There are several limitations in the present study. First, not all of the participants’ baseline data from ADNI were used. This is primarily because samples from invasive examinations, such as lumbar puncture, were often not obtained. However, ADNI provides various different strategies for estimating missing data. A few methods for replacing missing values as block units have recently been proposed32,33. Therefore, in future studies, we will attempt to implement this technique to complete the database. Further, we focused on only the difference between AD and not-AD (MCI + NC), for the purpose of evaluating the approach. We did not attempt to distinguish between other combinations of AD stages (i.e. AD vs. MCI, MCI vs. NC). Our method could be extended to a multinomial response model, such as AD vs. MCI vs. NC according to a clinical interest, but this is the different scope of this paper. We will address this in future.

Second, this study employed a cross-sectional analysis. We relied on diagnoses that were based on tests of cognitive function at the time of screening, but a definitive diagnosis based on pathology was not available. Thus, we cannot exclude the possibility that the diagnoses used in this study might include misclassifications. The ADNI database also contains the following longitudinal data: ADNI1, ADNI2, and ADNIGO, which are valuable databases, because they contain long-term observations over the course of as much as 10 years. While we did not perform a longitudinal analysis, the RBF-sPLS technique could be applied effectively to such an analysis, thereby including a time-dependent analysis of the progression of AD, from onset or MCI to AD.

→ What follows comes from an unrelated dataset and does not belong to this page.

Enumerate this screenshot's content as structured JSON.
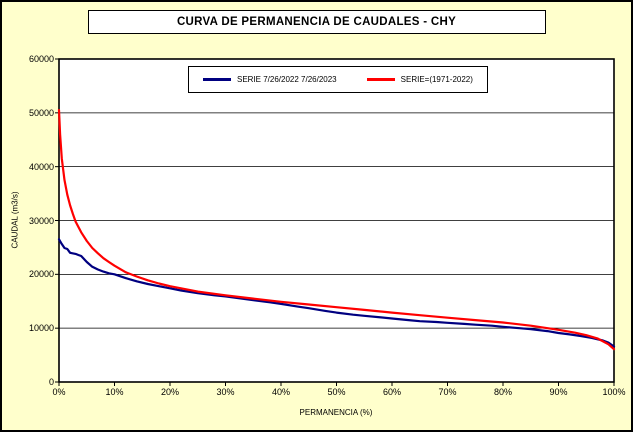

Third, we need to consider the method used to define the representative variables for each network and the method used to select the number of initial components for sPLS. After testing several methods for this study, the representative variables were defined using information centrality, and we extracted 10 sPLS components for logistic analysis. Because the purpose of present study was to investigate the effect of dimension reduction using a network model, the methods by which to select the representative variables and the number of sPLS components were out of the scope of the study. However, in future studies we plan to use the relationship described by the degrees between the network and the diagnosis, according to graph theory. Thereafter, we would like to investigate the robustness of our proposed method as only the minimal metric experiment was performed in the present study.

Conclusions

We here applied a network-based RBF-sPLS technique to identify several brain regions and non-imaging biomarkers that were related to AD, simultaneously.